まともな文献

私が日々扱っている文献は、一点を除いては、まっとうな「文学史」上には決して現れることのない文献である。どれくらいまっとうでないかというと、古本屋で3000円で買った写本が新出資料になるとかというレベルである。
そういう道を歩んでいたので、変な文献を扱うについてはどんな変なものがでてきても動じることはないという気になっている。
しかし、ことここに及んで、『大正新脩大蔵経』に納められている文献を扱うことになるかもしれないという事態が発生した。
3000円の写本に喜んでいる身としては、信じられない事態である。
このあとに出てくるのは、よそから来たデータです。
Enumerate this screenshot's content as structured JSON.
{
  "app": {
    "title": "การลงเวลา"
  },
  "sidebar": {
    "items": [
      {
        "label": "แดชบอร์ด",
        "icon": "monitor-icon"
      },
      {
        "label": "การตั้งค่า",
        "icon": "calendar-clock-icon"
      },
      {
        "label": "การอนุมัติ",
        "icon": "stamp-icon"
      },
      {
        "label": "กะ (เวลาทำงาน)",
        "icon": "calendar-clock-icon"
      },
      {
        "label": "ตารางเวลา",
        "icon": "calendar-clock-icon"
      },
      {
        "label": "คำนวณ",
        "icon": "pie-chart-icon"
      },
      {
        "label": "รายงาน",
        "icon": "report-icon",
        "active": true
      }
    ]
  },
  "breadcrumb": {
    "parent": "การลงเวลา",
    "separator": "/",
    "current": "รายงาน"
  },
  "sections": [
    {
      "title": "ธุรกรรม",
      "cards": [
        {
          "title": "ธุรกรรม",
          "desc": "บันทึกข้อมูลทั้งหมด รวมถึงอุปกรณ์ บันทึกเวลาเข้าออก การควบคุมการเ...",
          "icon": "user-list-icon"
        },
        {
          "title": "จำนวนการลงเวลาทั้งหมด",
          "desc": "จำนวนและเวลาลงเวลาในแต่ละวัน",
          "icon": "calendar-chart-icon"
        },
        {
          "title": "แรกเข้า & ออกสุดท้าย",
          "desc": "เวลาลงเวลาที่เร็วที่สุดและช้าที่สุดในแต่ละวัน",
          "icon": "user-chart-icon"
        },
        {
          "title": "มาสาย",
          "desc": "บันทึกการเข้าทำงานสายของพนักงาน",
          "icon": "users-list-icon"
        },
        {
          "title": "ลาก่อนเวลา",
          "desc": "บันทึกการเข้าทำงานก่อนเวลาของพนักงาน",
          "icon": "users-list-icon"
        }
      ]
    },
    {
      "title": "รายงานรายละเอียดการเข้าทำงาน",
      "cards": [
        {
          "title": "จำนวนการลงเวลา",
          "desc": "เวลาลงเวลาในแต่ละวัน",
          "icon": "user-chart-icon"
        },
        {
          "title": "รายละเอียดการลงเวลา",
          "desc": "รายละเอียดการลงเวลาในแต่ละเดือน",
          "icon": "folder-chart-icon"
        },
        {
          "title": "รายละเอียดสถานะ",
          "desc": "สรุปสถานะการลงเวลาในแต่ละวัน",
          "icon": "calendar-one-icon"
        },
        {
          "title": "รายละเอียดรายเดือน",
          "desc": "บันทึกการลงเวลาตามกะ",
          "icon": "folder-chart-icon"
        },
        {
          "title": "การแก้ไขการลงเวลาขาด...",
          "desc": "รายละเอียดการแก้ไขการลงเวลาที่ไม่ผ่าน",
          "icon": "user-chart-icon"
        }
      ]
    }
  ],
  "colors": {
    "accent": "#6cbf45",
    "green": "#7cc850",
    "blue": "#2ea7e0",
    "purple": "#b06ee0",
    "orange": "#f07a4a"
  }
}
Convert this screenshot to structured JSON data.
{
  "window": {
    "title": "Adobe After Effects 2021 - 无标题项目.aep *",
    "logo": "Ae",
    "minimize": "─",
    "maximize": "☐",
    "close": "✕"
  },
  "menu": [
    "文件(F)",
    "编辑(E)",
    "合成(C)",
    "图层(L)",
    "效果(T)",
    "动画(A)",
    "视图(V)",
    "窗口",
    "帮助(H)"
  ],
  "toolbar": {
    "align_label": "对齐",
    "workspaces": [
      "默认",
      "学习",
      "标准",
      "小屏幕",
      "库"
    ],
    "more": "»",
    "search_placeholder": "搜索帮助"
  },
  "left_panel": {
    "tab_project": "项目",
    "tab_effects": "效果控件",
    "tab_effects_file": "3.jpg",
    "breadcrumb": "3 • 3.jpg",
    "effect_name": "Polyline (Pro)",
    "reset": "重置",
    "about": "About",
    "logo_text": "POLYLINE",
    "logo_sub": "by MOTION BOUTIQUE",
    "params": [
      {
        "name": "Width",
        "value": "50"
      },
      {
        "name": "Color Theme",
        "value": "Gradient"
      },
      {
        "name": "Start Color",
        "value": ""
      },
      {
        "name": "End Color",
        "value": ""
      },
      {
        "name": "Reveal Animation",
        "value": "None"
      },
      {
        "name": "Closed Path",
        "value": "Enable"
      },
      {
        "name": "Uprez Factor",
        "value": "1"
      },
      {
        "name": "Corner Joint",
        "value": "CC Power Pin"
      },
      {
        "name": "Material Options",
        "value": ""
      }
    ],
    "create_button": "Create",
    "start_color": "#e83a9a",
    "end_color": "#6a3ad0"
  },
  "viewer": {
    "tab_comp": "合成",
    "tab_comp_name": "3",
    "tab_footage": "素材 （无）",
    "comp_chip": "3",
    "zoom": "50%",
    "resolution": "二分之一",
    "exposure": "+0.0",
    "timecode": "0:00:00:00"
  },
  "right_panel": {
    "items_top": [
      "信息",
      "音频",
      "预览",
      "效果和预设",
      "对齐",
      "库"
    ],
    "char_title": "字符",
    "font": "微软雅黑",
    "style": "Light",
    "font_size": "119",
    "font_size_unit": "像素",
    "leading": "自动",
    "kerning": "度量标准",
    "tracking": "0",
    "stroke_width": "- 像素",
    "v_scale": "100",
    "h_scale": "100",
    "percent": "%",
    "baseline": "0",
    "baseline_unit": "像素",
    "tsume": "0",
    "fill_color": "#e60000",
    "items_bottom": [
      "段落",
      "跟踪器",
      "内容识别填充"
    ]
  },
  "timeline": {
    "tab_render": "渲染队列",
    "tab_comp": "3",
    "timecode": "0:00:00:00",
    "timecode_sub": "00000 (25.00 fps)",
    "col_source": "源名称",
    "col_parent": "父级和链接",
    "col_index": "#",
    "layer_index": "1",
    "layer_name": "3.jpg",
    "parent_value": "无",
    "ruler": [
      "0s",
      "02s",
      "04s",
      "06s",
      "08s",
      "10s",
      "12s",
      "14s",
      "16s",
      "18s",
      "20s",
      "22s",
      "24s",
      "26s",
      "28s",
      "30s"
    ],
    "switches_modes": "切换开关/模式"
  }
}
こんなものをあつかいきれるであろうか。

気がつくと高い山に登っていた

博士課程の一回生とお話をする。
今の世の中では、3年で博士論文を出さなければならないことになっているらしい。
本人は、とにかく目の前にあるものを処理していきながらどうなるか考えたい、といっている。
私は、5年くらいおるつもりやったらそれでもええけど、3年でD論かくつもりやったら、目の前のもんを処理していくだけではまとまらんで。これをしたい、そのためにはこれとこれを処理していく、という感じで、その「これとこれ」が論文なみのもんになっていかな無理やで。それでも3年はしんどいで、とかいう。
人にはそんなことを分かったようにいっているが、私は、博士課程在学当時、そんなことは微塵も考えず(今から考えると、だれかそういうことを言ってくれは人はいたようには思われる。。。)、なんかわからんまま目の前にあるものを処理していっていただけではあるが(そして5年在籍していた)。。。
目の前のものをみてふらふらいったり戻ったり、遠回りしたりして歩いている内に、気がついたら(富士山とはいわんので)それなりに高い山の上にきていた、というほうが、なんかどこへいくかわからん感じで私としては好ましく思える。しかし、この方法で3年でD論かくのはやっぱり無理なんだろうな。
けど、目標を見つめて、脇目もふらず、道草なんか以ての外、突進あるのみ、というやり方はやっぱりおもしろくないなぁ。